Kitapta azımsanmayacak kadar delil var. Elimde yeterinden fazla delil var, kitaba eklesem cilt cilt kitap çıkardı. Ayrıca şu an kimsenin Türkiye'de delil toplama yetkisi yoktur. Bunu ancak mahkemeden izin alarak yapabilirsiniz. Kitabımda yeterince delil vardır, en basiti diyorum ki mesela İstanbul Özel Cumhuriyet Savcılığı'nın dinleme kararı aldırdığı iki telefonu ben kullanıyorum."
FETHULLAH GÜLEN'İN CEMAATİN FAALİYETLERİNDEN HABERİ VAR
"Fethullah Gülen, ordunun ve Emniyet'in içindeki cemaat örgütlenmesinden ve faaliyetlerinden haberi var. Ancak oradaki insanların örgütsel faaliyetlerini bilmiyordur. Teferruattan haberi yoktur söylediğim gibi, umarım bundan sonra müdahil olur.
Bu kitap olanın oldukça basitleştirerek veya sadeleştirerek yazılmasıdır, bildiklerim bunlardan çok daha fazla. Buradaki olayların hiçbiri komplo teorisi değil, benim gördüğüm ve bildiğim şeyler. İnsan görmediği şeyler hakkında fikir yürütebilir.
Cemaatin içerisindeki birçok insanı tanırım, dostluklarım vardır. Cemaatin devletin sistemini bozmaya hakkı yoktur. Yoksa yurtdışındaki okulların çok faydalı olduğunu düşünüyorum. Ancak buradaki olay farklı bir olaydır, devletin geleceğiyle ilgilidir. Muhalif düşünen herkesin hayatının sıkıntıda olacağını düşünüyorum."
KİTABI YAZDIĞIMDA REFERANDUM GÜNDEMDE DEĞİLDİ
"Kitabı geçtiğimiz yıl Mayıs ayında yazmaya başladım, kitap 2010 Mart'ta bitti, yayınevine teslim ettim.
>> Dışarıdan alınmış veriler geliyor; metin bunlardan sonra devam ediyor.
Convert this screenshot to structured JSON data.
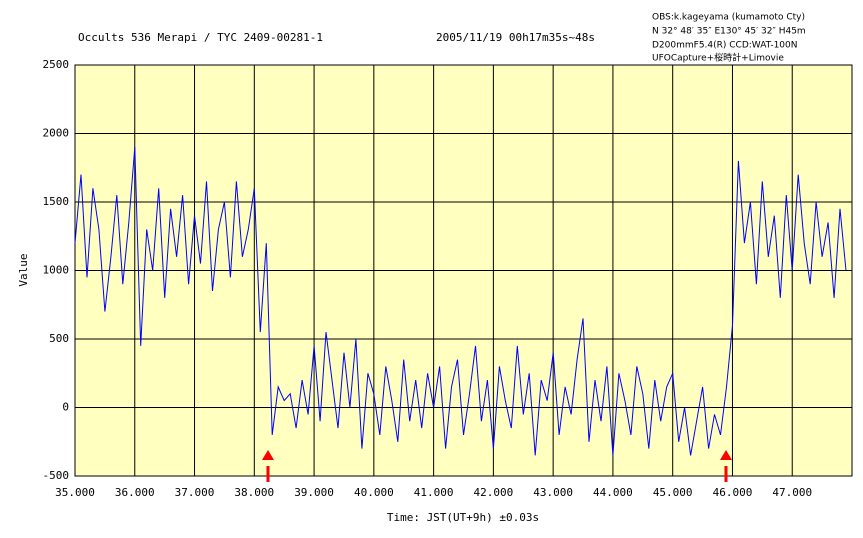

Niyetim 10 Nisan Polis Bayramı'na yetişmesini istiyordum ancak redaksiyon işlemleri çok uzun sürdü. Zamanlamayla ilgili bir düşüncem yoktu, referandumla ilgili hiçbir gelişme yoktu kitabı yazmaya başladığımda.
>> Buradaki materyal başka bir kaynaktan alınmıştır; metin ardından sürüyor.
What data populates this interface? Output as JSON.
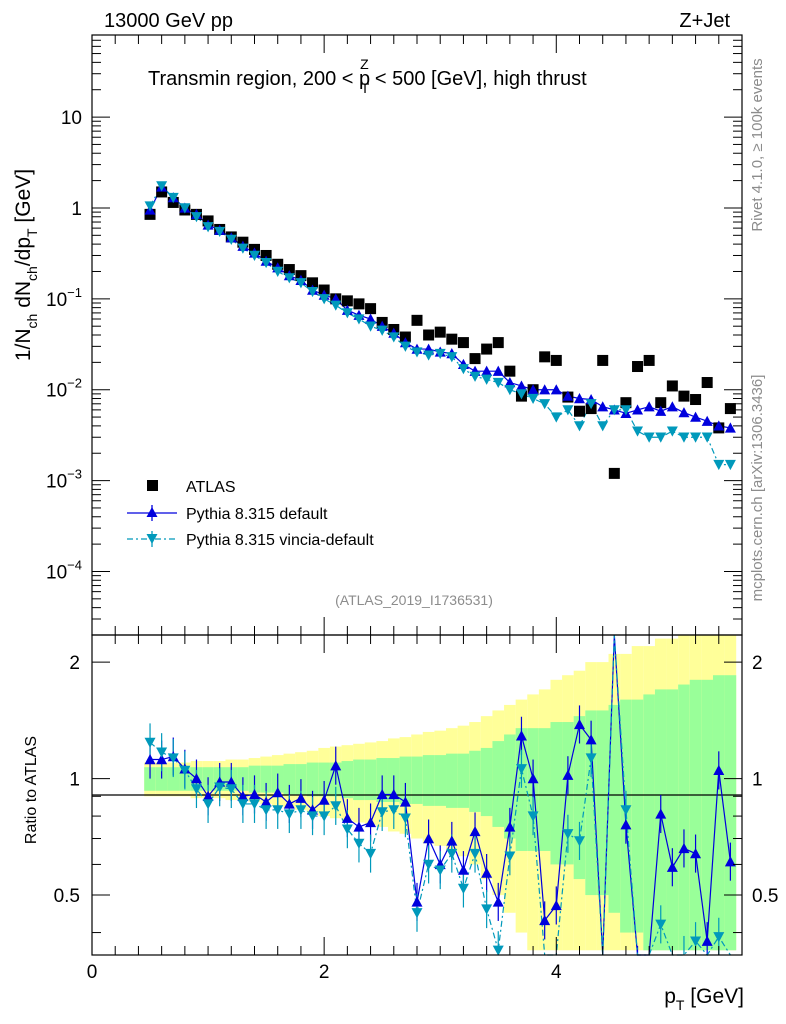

Bu kitap hiç kimseyi hedef almıyor, devlete bir bütün halinde bakarak yanlışları ortaya koyuyor. Terörle veya yolsuzluklarla mücadele yöntemlerinin yanlış olduğunu anlatıyorum kitapta. Kitabın son bölümünde de cemaatin devlet içindeki örgütlenmesinin yanlış olduğunu aktarıyorum, oysa ki benim daha çok önemsediğim terörle mücadele konusudur. Ancak insanlar cemaatle ilgili bölümü daha çok dikkate alıyor."
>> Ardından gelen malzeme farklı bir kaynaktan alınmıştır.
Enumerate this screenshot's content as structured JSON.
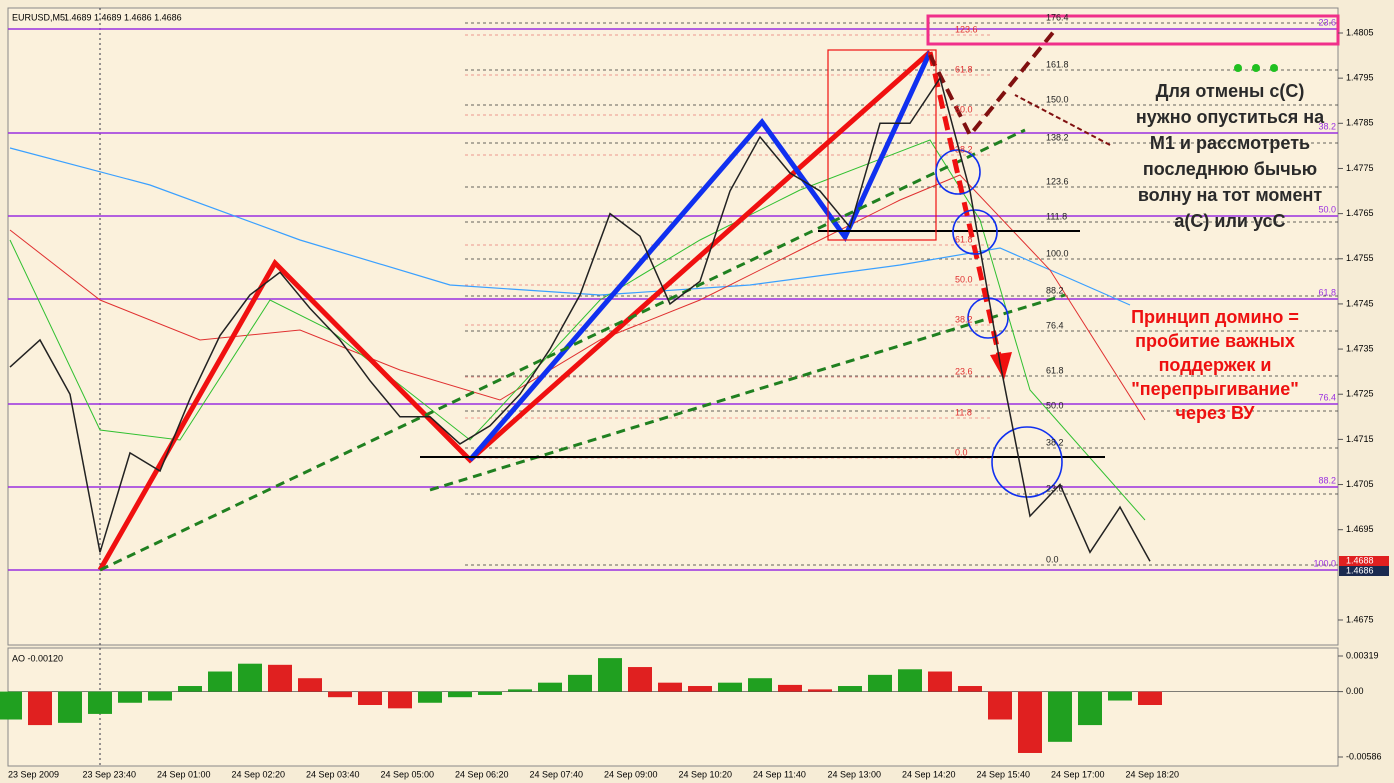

BAŞIMA NELER GELECEĞİNİ TAHMİN EDİYORUM
"Geçmişte Susurluk'ta ifade verdiğim zamanı düşünün, hem teşkilatı hem de devletin tüm kurumlarını karşıma aldım. Böyle bir insanın geleceği olabilir mi? İfade verdikten sonra geleceğimin bittiğini düşünmüştüm. 28 Şubat döneminde Deniz Kuvvetleri Komutanlığı'nda ifade verdim ve meslek hayatımın biteceğini düşünmüştüm. Bugün de bu ifadeyi vererek başıma neler geleceğini tahmin ediyorum.
KİMSEDEN BİR GÖREV TALEP ETMEDİM
"Şunu söylemek istiyorum, 34 yıllık meslek hayatım boyunca hiç kimseden bir görev talep etmedim. Bu inanılmaz bir şeydir. Ben çok görevi reddettim. Geçtiğimiz yıl atamalardan önce İçişleri Bakanı Beşir Atalay, benimle birlikte 3-4 emniyet müdürüyle görüştü. Ben Bakan'a şunu söyledim, hiçbir il talep etmiyorum, Edirne'de kalayım. Ankara'da oğlum var, oraya unvansız bir görevle gidebilirim dedim sonra. Eskişehir'i de istememiştim.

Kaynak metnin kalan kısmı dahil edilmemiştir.